1) What is ipilimumab’s core mechanism and how does it drive combination use?

Ipilimumab is an anti-CTLA-4 monoclonal antibody that modulates T-cell activation to complement PD-1/PD-L1 inhibition, which supports combination regimen adoption in advanced melanoma pathways.

2) Is ipilimumab growth mainly coming from new indications?

Not primarily. The dominant commercial driver is regimen mix in established oncology pathways, especially where CTLA-4 is added to PD-1-based regimens for durable outcomes.

3) What limits ipilimumab market penetration in routine practice?

The limiting factor is the immune-related adverse event profile, which increases monitoring and requires careful patient selection to maintain treatment continuity.

4) How should a market model incorporate ipilimumab price erosion?

Use net price contraction assumptions reflecting mature checkpoint contracting, tenders, and biosimilar/generic dynamics where applicable, then layer a regimen-mix effect that reflects PD-1 dominance and CTLA-4 add-on persistence.

5) What clinical endpoints most influence commercial adoption for ipilimumab combinations?

Overall survival (OS) and progression-free survival (PFS), plus response durability and safety/tolerability that translate into persistence and reduced discontinuations.


References

[1] U.S. Food and Drug Administration. (2024).
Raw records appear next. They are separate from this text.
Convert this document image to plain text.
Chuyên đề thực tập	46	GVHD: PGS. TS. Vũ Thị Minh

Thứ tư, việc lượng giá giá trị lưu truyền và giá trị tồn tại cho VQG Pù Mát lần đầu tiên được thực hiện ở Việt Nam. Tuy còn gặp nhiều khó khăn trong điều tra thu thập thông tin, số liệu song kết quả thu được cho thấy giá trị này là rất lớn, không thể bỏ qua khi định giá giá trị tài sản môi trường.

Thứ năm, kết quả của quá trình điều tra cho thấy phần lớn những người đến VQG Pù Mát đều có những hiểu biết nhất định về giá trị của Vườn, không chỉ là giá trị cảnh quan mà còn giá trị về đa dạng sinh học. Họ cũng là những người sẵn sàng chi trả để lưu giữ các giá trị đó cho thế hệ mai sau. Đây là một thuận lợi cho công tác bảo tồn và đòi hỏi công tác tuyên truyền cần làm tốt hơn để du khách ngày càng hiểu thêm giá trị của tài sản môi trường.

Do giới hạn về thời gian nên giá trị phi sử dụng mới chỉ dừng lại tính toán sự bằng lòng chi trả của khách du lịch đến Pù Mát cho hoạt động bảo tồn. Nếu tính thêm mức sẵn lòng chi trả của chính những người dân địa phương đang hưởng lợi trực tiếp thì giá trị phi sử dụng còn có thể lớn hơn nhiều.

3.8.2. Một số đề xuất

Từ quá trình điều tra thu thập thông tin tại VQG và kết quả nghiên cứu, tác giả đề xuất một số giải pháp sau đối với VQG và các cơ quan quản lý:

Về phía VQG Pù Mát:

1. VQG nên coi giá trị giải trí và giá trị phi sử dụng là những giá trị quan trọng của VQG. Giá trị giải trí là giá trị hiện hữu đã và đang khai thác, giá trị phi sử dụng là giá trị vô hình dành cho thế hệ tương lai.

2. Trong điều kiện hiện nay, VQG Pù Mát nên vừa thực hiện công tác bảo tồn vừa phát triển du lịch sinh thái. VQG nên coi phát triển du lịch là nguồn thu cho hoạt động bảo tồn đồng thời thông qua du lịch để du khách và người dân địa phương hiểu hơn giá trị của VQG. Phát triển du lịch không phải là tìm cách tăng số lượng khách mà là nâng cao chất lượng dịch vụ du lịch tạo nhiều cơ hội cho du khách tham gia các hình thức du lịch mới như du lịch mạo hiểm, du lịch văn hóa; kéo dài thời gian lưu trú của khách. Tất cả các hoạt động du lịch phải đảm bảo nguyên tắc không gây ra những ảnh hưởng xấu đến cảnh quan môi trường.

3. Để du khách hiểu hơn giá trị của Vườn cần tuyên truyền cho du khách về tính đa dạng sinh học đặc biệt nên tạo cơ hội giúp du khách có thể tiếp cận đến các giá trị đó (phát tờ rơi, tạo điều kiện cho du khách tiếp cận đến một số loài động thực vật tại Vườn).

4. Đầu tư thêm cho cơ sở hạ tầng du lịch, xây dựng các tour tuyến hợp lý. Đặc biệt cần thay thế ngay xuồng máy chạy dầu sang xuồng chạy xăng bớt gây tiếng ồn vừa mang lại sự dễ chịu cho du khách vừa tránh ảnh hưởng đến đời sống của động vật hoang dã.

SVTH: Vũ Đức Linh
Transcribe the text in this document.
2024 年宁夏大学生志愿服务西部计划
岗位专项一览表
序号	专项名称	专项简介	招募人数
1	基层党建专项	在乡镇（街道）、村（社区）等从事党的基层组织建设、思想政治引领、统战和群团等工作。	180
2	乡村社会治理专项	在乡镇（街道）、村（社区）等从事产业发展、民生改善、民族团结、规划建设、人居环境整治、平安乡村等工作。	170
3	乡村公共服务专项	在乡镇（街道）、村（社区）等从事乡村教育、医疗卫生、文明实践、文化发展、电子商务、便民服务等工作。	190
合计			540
Yervoy (ipilimumab) prescribing information. FDA.
[2] U.S. Food and Drug Administration. (n.d.). Yervoy label and review documents. FDA.
[3] National Comprehensive Cancer Network. (n.d.). Melanoma: NCCN Clinical Practice Guidelines in Oncology. NCCN.
[4] IQVIA. (n.d.). Oncology market reporting and checkpoint drug trends. IQVIA.
[5] EvaluatePharma. (n.d.). World Preview and oncology market projections. EvaluatePharma.
[6] Fierce Pharma / IQVIA / EvaluatePharma market coverage. (n.d.). Checkpoint competition and pricing trend analyses.